In the HBO documentary, many of Brandy Melville’s young employees and consumers express a lack of awareness about just how much waste Brandy Melville produces. As Rutledge, the Parsons student, explains: “I was drawn to the brand because it was cheap and I was a student.” The naivety and vulnerability of its demographic allows Brandy Melville to persist without any real pushback. 

After Brandy Melville was initially exposed in the article by Taylor, the brand did not put out any form of apology or announce a commitment to changing the unethical practices they were accused of. The only real change in the brand’s typical business practice was to turn off the comment feature on their Instagram feed. 
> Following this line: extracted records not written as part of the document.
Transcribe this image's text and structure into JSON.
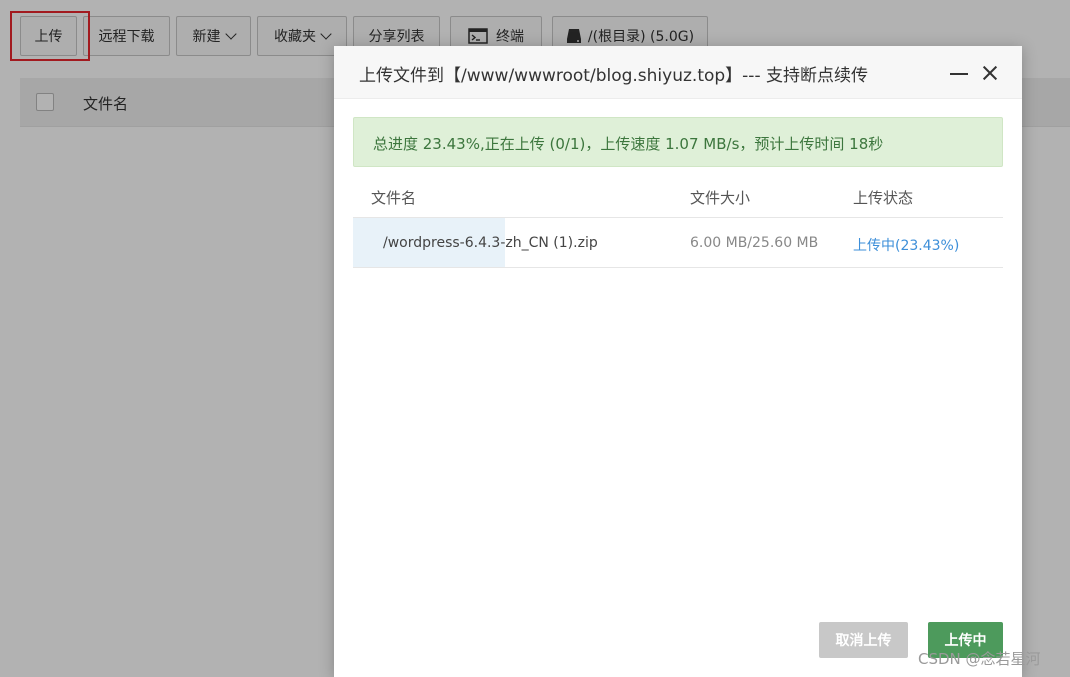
{
  "toolbar": {
    "upload": "上传",
    "remote_download": "远程下载",
    "new": "新建",
    "favorites": "收藏夹",
    "share_list": "分享列表",
    "terminal": "终端",
    "disk": "/(根目录) (5.0G)"
  },
  "file_list": {
    "column_name": "文件名"
  },
  "dialog": {
    "title": "上传文件到【/www/wwwroot/blog.shiyuz.top】--- 支持断点续传",
    "progress_text": "总进度 23.43%,正在上传 (0/1)，上传速度 1.07 MB/s，预计上传时间 18秒",
    "progress_fraction": 0.2343,
    "columns": {
      "name": "文件名",
      "size": "文件大小",
      "status": "上传状态"
    },
    "rows": [
      {
        "name": "/wordpress-6.4.3-zh_CN (1).zip",
        "size": "6.00 MB/25.60 MB",
        "status": "上传中(23.43%)"
      }
    ],
    "cancel_button": "取消上传",
    "upload_button": "上传中"
  },
  "watermark": "CSDN @念若星河",
  "colors": {
    "highlight": "#e8262d",
    "progress_bg": "#dff0d8",
    "progress_text": "#3c763d",
    "status_link": "#3d8fd9",
    "primary_button": "#4d9a5c"
  },
  "icons": {
    "terminal": "terminal-icon",
    "disk": "hard-drive-icon",
    "minimize": "minimize-icon",
    "close": "close-icon"
  }
}
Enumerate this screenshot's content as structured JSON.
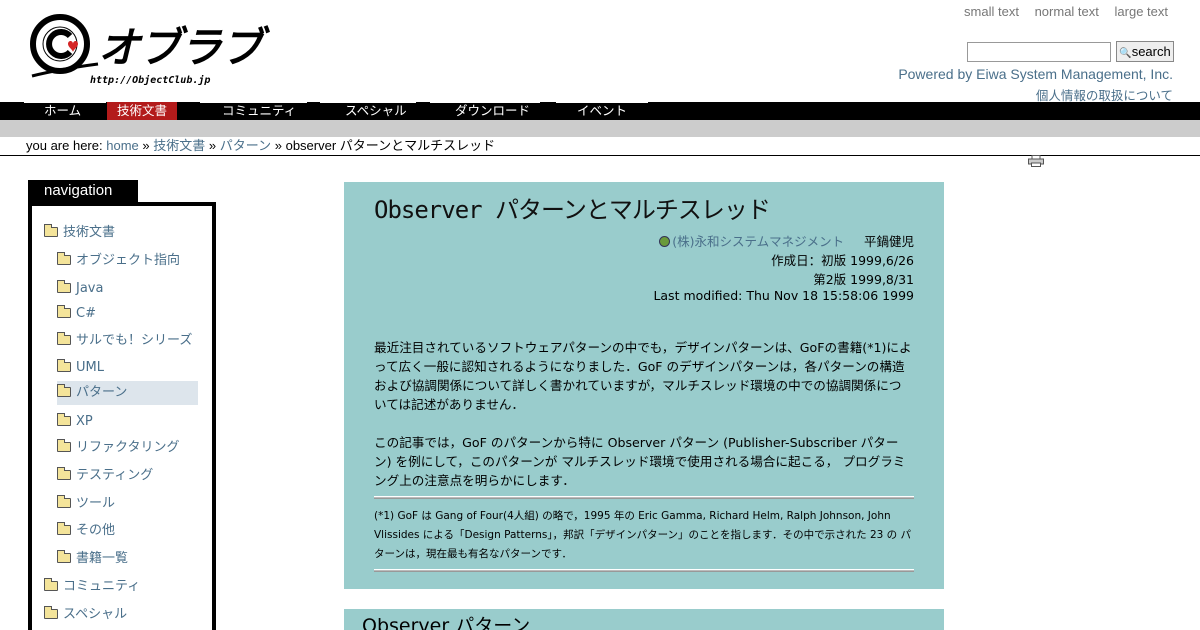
{
  "header": {
    "logo_text": "オブラブ",
    "logo_url": "http://ObjectClub.jp",
    "font_sizes": [
      "small text",
      "normal text",
      "large text"
    ],
    "search_button": "search",
    "search_value": "",
    "powered_by": "Powered by Eiwa System Management, Inc.",
    "privacy": "個人情報の取扱について"
  },
  "nav": {
    "tabs": [
      "ホーム",
      "技術文書",
      "コミュニティ",
      "スペシャル",
      "ダウンロード",
      "イベント"
    ],
    "active": "技術文書"
  },
  "breadcrumb": {
    "prefix": "you are here:",
    "items": [
      "home",
      "技術文書",
      "パターン"
    ],
    "current": "observer パターンとマルチスレッド",
    "sep": "»"
  },
  "sidebar": {
    "heading": "navigation",
    "items": [
      {
        "label": "技術文書",
        "level": 0
      },
      {
        "label": "オブジェクト指向",
        "level": 1
      },
      {
        "label": "Java",
        "level": 1
      },
      {
        "label": "C#",
        "level": 1
      },
      {
        "label": "サルでも！シリーズ",
        "level": 1
      },
      {
        "label": "UML",
        "level": 1
      },
      {
        "label": "パターン",
        "level": 1,
        "selected": true
      },
      {
        "label": "XP",
        "level": 1
      },
      {
        "label": "リファクタリング",
        "level": 1
      },
      {
        "label": "テスティング",
        "level": 1
      },
      {
        "label": "ツール",
        "level": 1
      },
      {
        "label": "その他",
        "level": 1
      },
      {
        "label": "書籍一覧",
        "level": 1
      },
      {
        "label": "コミュニティ",
        "level": 0
      },
      {
        "label": "スペシャル",
        "level": 0
      }
    ]
  },
  "article": {
    "title": "Observer パターンとマルチスレッド",
    "company": "(株)永和システムマネジメント",
    "author": "平鍋健児",
    "created": "作成日：初版 1999,6/26",
    "revised": "第2版 1999,8/31",
    "modified": "Last modified: Thu Nov 18 15:58:06 1999",
    "para1": "最近注目されているソフトウェアパターンの中でも，デザインパターンは、GoFの書籍(*1)によって広く一般に認知されるようになりました．GoF のデザインパターンは，各パターンの構造および協調関係について詳しく書かれていますが，マルチスレッド環境の中での協調関係については記述がありません．",
    "para2": "この記事では，GoF のパターンから特に Observer パターン (Publisher-Subscriber パターン) を例にして，このパターンが マルチスレッド環境で使用される場合に起こる， プログラミング上の注意点を明らかにします．",
    "footnote": "(*1) GoF は Gang of Four(4人組) の略で，1995 年の Eric Gamma, Richard Helm, Ralph Johnson, John Vlissides による「Design Patterns」，邦訳「デザインパターン」のことを指します．その中で示された 23 の パターンは，現在最も有名なパターンです．",
    "section2": "Observer パターン"
  },
  "colors": {
    "card_bg": "#99cccc",
    "link": "#4a6f8a",
    "active_tab": "#b31b1b"
  }
}
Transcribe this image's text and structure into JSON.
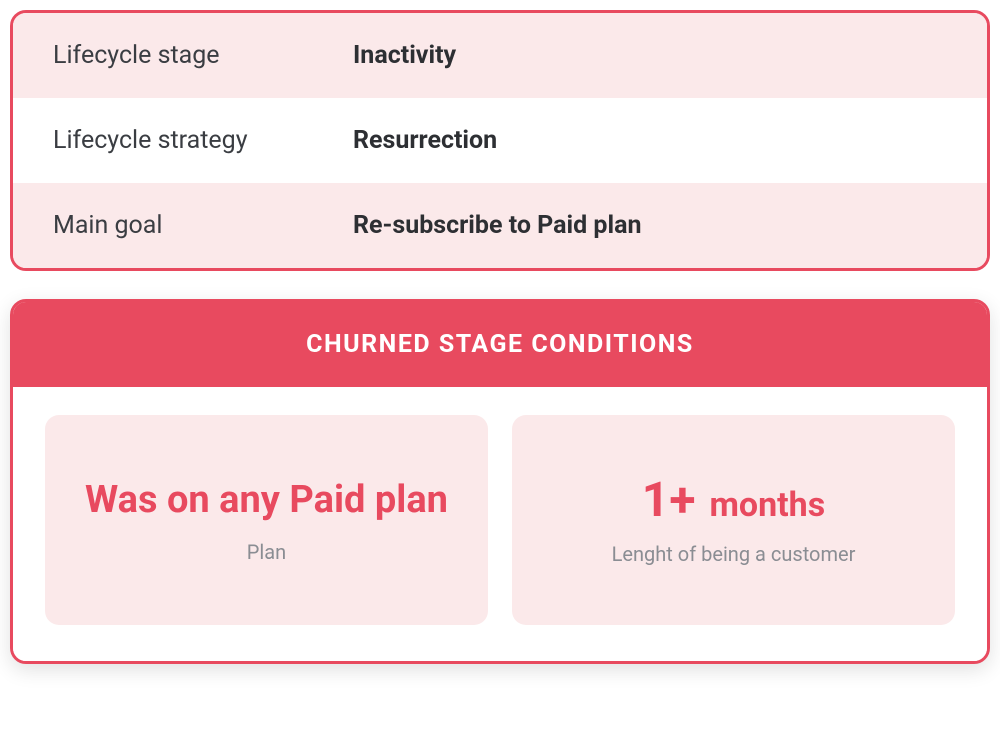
{
  "colors": {
    "accent": "#e84a5f",
    "tint": "#fbe9ea",
    "text_dark": "#2d2f33",
    "text_muted": "#8a8d93"
  },
  "info": {
    "stage_label": "Lifecycle stage",
    "stage_value": "Inactivity",
    "strategy_label": "Lifecycle strategy",
    "strategy_value": "Resurrection",
    "goal_label": "Main goal",
    "goal_value": "Re-subscribe to Paid plan"
  },
  "conditions": {
    "header": "CHURNED STAGE CONDITIONS",
    "left": {
      "title": "Was on any Paid plan",
      "sub": "Plan"
    },
    "right": {
      "title_big": "1+",
      "title_small": "months",
      "sub": "Lenght of being a customer"
    }
  }
}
Brandy Hellville & the Cult of Fast Fashion emphasizes the blatant toxic and unethical business practices of the company—problems emblematic of the fashion industry at large. This documentary itself is not going to bring fast fashion to a halt. It does, however, tap into our emotions, from the visual representations of the detrimental impact this has on the atmosphere in Ghana, to the subtle, and not-so-subtle, ways that we fall victim to the fashion industry’s discriminatory ideals. Seen in this light, the Brandy Melville business model starts to seem like a calculated and personal attack on our vulnerability. So far, the brand has not lost any sales; actually, they’ve continued to expand. And outside the Fifth Avenue store just a few blocks from The New School, there is still a long line of young girls desperately waiting to join the cult of Brandy Melville. Perhaps they haven’t seen the HBO documentary, or heard about any of the bad publicity. Perhaps it’s because these insecure teenagers still feel compelled to see if they, too, are a Brandy Melville kind of girl.